As he settled into a 25-square-foot steel box, workers sealed it with three inches of steaming-hot asphalt. Within hours the road was reopened to traffic.
Mr. Parr had been buried alive.
His performance, “Underneath the Bitumen The Artist,” is part of Dark Mofo, an annual arts festival in Hobart, the capital of Tasmania. Mr. Parr will remain underground for 72 hours, and if all goes according to plan he will emerge on Sunday night.
Mr. Parr, 73, is no stranger to extreme acts. He has sewn his lips together to highlight Australia’s treatment of asylum seekers, nailed his arm to a wall and spent 10 days in a glass cage with only water for sustenance.
This week’s performance also carries a political message, honoring the hardships of the early convicts brought to Tasmania and the Indigenous people slaughtered here. It symbolizes, too, the burying of Aboriginal history, particularly the Black War, a 19th-century conflict fought between British settlers and Indigenous Tasmanians, who were virtually wiped out.

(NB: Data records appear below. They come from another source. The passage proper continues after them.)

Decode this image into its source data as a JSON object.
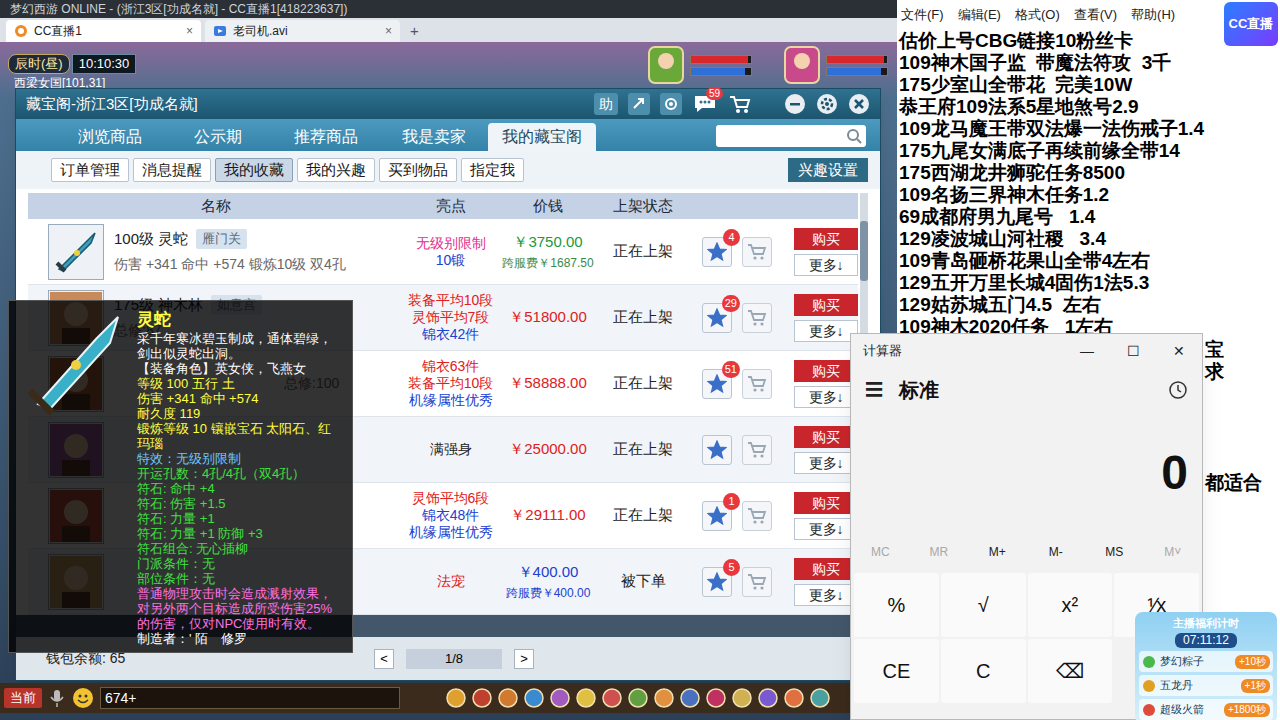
{
  "browser": {
    "title": "梦幻西游 ONLINE - (浙江3区[功成名就] - CC直播1[418223637])",
    "tabs": [
      {
        "label": "CC直播1",
        "selected": true,
        "close": "×"
      },
      {
        "label": "老司机.avi",
        "selected": false,
        "close": "×"
      }
    ],
    "new_tab": "+"
  },
  "hud": {
    "period": "辰时(昼)",
    "clock": "10:10:30",
    "location": "西梁女国[101,31]",
    "status_bars": [
      {
        "level": 0.95,
        "color": "#d8282c"
      },
      {
        "level": 0.9,
        "color": "#2f6fd8"
      },
      {
        "level": 0.95,
        "color": "#d8282c"
      },
      {
        "level": 0.9,
        "color": "#2f6fd8"
      }
    ]
  },
  "cbg": {
    "title": "藏宝阁-浙江3区[功成名就]",
    "help": "助",
    "message_badge": "59",
    "nav": [
      {
        "label": "浏览商品",
        "selected": false
      },
      {
        "label": "公示期",
        "selected": false
      },
      {
        "label": "推荐商品",
        "selected": false
      },
      {
        "label": "我是卖家",
        "selected": false
      },
      {
        "label": "我的藏宝阁",
        "selected": true
      }
    ],
    "subtabs": [
      {
        "label": "订单管理",
        "selected": false
      },
      {
        "label": "消息提醒",
        "selected": false
      },
      {
        "label": "我的收藏",
        "selected": true
      },
      {
        "label": "我的兴趣",
        "selected": false
      },
      {
        "label": "买到物品",
        "selected": false
      },
      {
        "label": "指定我",
        "selected": false
      }
    ],
    "interest_button": "兴趣设置",
    "columns": [
      "名称",
      "亮点",
      "价钱",
      "上架状态"
    ],
    "rows": [
      {
        "avatar_kind": "weapon",
        "name": "100级 灵蛇",
        "tag": "雁门关",
        "summary": "伤害 +341 命中 +574 锻炼10级 双4孔",
        "highlights": [
          {
            "text": "无级别限制",
            "color": "#e2308a"
          },
          {
            "text": "10锻",
            "color": "#2040d0"
          }
        ],
        "price": "￥3750.00",
        "price_color": "#1a9a3a",
        "fee": "跨服费￥1687.50",
        "fee_color": "#3a8a4a",
        "status": "正在上架",
        "favorites": "4",
        "favorited": true,
        "buy": "购买",
        "more": "更多↓"
      },
      {
        "avatar_kind": "character",
        "avatar_color": "#c98a5a",
        "name": "175级 神木林",
        "tag": "如意宫",
        "summary": "总修:87",
        "highlights": [
          {
            "text": "装备平均10段",
            "color": "#e02020"
          },
          {
            "text": "灵饰平均7段",
            "color": "#e02020"
          },
          {
            "text": "锦衣42件",
            "color": "#2040d0"
          }
        ],
        "price": "￥51800.00",
        "price_color": "#e02020",
        "status": "正在上架",
        "favorites": "29",
        "favorited": true,
        "buy": "购买",
        "more": "更多↓"
      },
      {
        "avatar_kind": "character",
        "avatar_color": "#b0603a",
        "summary": "总修:100",
        "highlights": [
          {
            "text": "锦衣63件",
            "color": "#e02020"
          },
          {
            "text": "装备平均10段",
            "color": "#e02020"
          },
          {
            "text": "机缘属性优秀",
            "color": "#2040d0"
          }
        ],
        "price": "￥58888.00",
        "price_color": "#e02020",
        "status": "正在上架",
        "favorites": "51",
        "favorited": true,
        "buy": "购买",
        "more": "更多↓"
      },
      {
        "avatar_kind": "character",
        "avatar_color": "#a05aa0",
        "highlights": [
          {
            "text": "满强身",
            "color": "#222222"
          }
        ],
        "price": "￥25000.00",
        "price_color": "#e02020",
        "status": "正在上架",
        "favorited": true,
        "buy": "购买",
        "more": "更多↓"
      },
      {
        "avatar_kind": "character",
        "avatar_color": "#c0503a",
        "highlights": [
          {
            "text": "灵饰平均6段",
            "color": "#e02020"
          },
          {
            "text": "锦衣48件",
            "color": "#2040d0"
          },
          {
            "text": "机缘属性优秀",
            "color": "#2040d0"
          }
        ],
        "price": "￥29111.00",
        "price_color": "#e02020",
        "status": "正在上架",
        "favorites": "1",
        "favorited": true,
        "buy": "购买",
        "more": "更多↓"
      },
      {
        "avatar_kind": "character",
        "avatar_color": "#c8a060",
        "highlights": [
          {
            "text": "法宠",
            "color": "#e02020"
          }
        ],
        "price": "￥400.00",
        "price_color": "#2040d0",
        "fee": "跨服费￥400.00",
        "fee_color": "#2040d0",
        "status": "被下单",
        "favorites": "5",
        "favorited": true,
        "buy": "购买",
        "more": "更多↓"
      }
    ],
    "pager": {
      "prev": "<",
      "page": "1/8",
      "next": ">"
    },
    "wallet": "钱包余额: 65"
  },
  "tooltip": {
    "title": "灵蛇",
    "lines": [
      {
        "text": "采千年寒冰碧玉制成，通体碧绿，剑出似灵蛇出洞。",
        "color": "#ffffff"
      },
      {
        "text": "【装备角色】英女侠，飞燕女",
        "color": "#ffffff"
      },
      {
        "text": "等级 100  五行 土",
        "color": "#ffff40"
      },
      {
        "text": "伤害 +341 命中 +574",
        "color": "#ffff40"
      },
      {
        "text": "耐久度 119",
        "color": "#ffff40"
      },
      {
        "text": "锻炼等级 10  镶嵌宝石 太阳石、红玛瑙",
        "color": "#ffff40"
      },
      {
        "text": "特效：无级别限制",
        "color": "#6ec8ff"
      },
      {
        "text": "开运孔数：4孔/4孔（双4孔）",
        "color": "#40e040"
      },
      {
        "text": "符石: 命中 +4",
        "color": "#40e040"
      },
      {
        "text": "符石: 伤害 +1.5",
        "color": "#40e040"
      },
      {
        "text": "符石: 力量 +1",
        "color": "#40e040"
      },
      {
        "text": "符石: 力量 +1 防御 +3",
        "color": "#40e040"
      },
      {
        "text": "符石组合: 无心插柳",
        "color": "#40e040"
      },
      {
        "text": "门派条件：无",
        "color": "#40e040"
      },
      {
        "text": "部位条件：无",
        "color": "#40e040"
      },
      {
        "text": "普通物理攻击时会造成溅射效果，对另外两个目标造成所受伤害25%的伤害，仅对NPC使用时有效。",
        "color": "#ff70e0"
      },
      {
        "text": "制造者：' 陌ゞ修罗",
        "color": "#ffffff"
      }
    ]
  },
  "chat": {
    "channel": "当前",
    "input": "674+"
  },
  "notepad": {
    "menu": [
      "文件(F)",
      "编辑(E)",
      "格式(O)",
      "查看(V)",
      "帮助(H)"
    ],
    "lines": [
      "估价上号CBG链接10粉丝卡",
      "109神木国子监  带魔法符攻  3千",
      "175少室山全带花  完美10W",
      "恭王府109法系5星地煞号2.9",
      "109龙马魔王带双法爆一法伤戒子1.4",
      "175九尾女满底子再续前缘全带14",
      "175西湖龙井狮驼任务8500",
      "109名扬三界神木任务1.2",
      "69成都府男九尾号   1.4",
      "129凌波城山河社稷   3.4",
      "109青岛砸桥花果山全带4左右",
      "129五开万里长城4固伤1法5.3",
      "129姑苏城五门4.5  左右",
      "109神木2020任务   1左右"
    ],
    "peek": [
      "宝",
      "求",
      "都适合"
    ]
  },
  "calculator": {
    "title": "计算器",
    "controls": [
      "—",
      "☐",
      "✕"
    ],
    "menu_icon": "☰",
    "mode": "标准",
    "display": "0",
    "memory": [
      {
        "label": "MC",
        "disabled": true
      },
      {
        "label": "MR",
        "disabled": true
      },
      {
        "label": "M+",
        "disabled": false
      },
      {
        "label": "M-",
        "disabled": false
      },
      {
        "label": "MS",
        "disabled": false
      },
      {
        "label": "M˅",
        "disabled": true
      }
    ],
    "keys": [
      "%",
      "√",
      "x²",
      "⅟x",
      "CE",
      "C",
      "⌫"
    ]
  },
  "logo": "CC直播",
  "promo": {
    "title": "主播福利计时",
    "timer": "07:11:12",
    "items": [
      {
        "name": "梦幻粽子",
        "reward": "+10秒"
      },
      {
        "name": "五龙丹",
        "reward": "+1秒"
      },
      {
        "name": "超级火箭",
        "reward": "+1800秒"
      }
    ]
  }
}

Michael Mansell, 67, a Tasmanian Aboriginal activist, came with his daughter and granddaughter to see Mr. Parr being buried and lend his support.
“For 200 years the majority of the population buried the truth,” Mr. Mansell said. “This man is only being buried for three days.”
“We support this bloke,” he said of Mr. Parr, calling him a “courageous man.”
But others were not as encouraging.
Heather Sculthorpe, chief executive of the Tasmanian Aboriginal Center, called the work an “insult.”
“The idea of our Aboriginal history being hidden from most of Tasmania is a valid point,” she said. “The most effective way of bringing it out is not climbing under the road. It doesn’t do anything to promote understanding of Aboriginal history.”
Furthermore, she said, Mr. Parr did not consult with Aboriginal Tasmanians about the performance. “It’s when people feel used as objects and not part of the venture that people get annoyed — as in this case,” she said. “No attempt was made to discuss it.”
Mr. Parr said last week in an interview at his studio that he could not be an independent artist if he needed to always ask permission for his work.
“If you’re going to start consulting with people in order to do an artwork, how does that end?” he asked. “That’s not responsible political art. It’s populist. You’re trying to be all things for all people.”
Mr. Parr’s said his vanishing act was designed to tap into our deepest anxieties. Inspired by Kazimir Malevich’s painting “Black Square,” the performance, Mr. Parr said, was about “the null of the image.”
On Thursday night, a palpable tension filled the crowd of more than 3,000 people. “I feel sick,” whispered one man as Mr. Parr prepared to be entombed. “I wonder what insurance company he’s with,” another joked nervously.
Inside the box, which Leigh Carmichael, Dark Mofo’s creative director, called a “torture pen,” Mr. Parr has a bed, waste bucket, sketch pad, pencils and a copy of “The Fatal Shore,” a history of Australia.
Fresh air is being pumped in from the surface, and a microphone in the box allows Mr. Parr’s team to track his breathing.
“This is not a magic trick,” said the work’s curator, Jarrod Rawlins. “There is no trap door ready for him to slide out when he’d had enough.”
With next to no marketing and no sign on the site, the road was reopened to traffic within hours of the burial. Many will drive along Macquarie Street past Hobart’s colonial-era Town Hall, oblivious to the fact that Mr. Parr is interred alive beneath them.
“Underneath the Bitumen,” an Australian term for asphalt, was primarily funded by David Walsh, the millionaire founder of Hobart’s avant-garde Museum of Old and New Art. The arts organization Detached also contributed.
When Mr. Parr is exhumed on Sunday evening, his steel prison will be filled with concrete and the road resealed.
“Everyone goes back to driving in oblivion while talking on their iPhones, and underneath the bitumen there’s this block,” Mr. Parr said Wednesday, standing on the roadside before his burial.
And if he doesn’t make it out? “I haven’t thought of that,” he said with a laugh. “No, no, no, I’m coming out definitely. I have all sorts of performance plans.”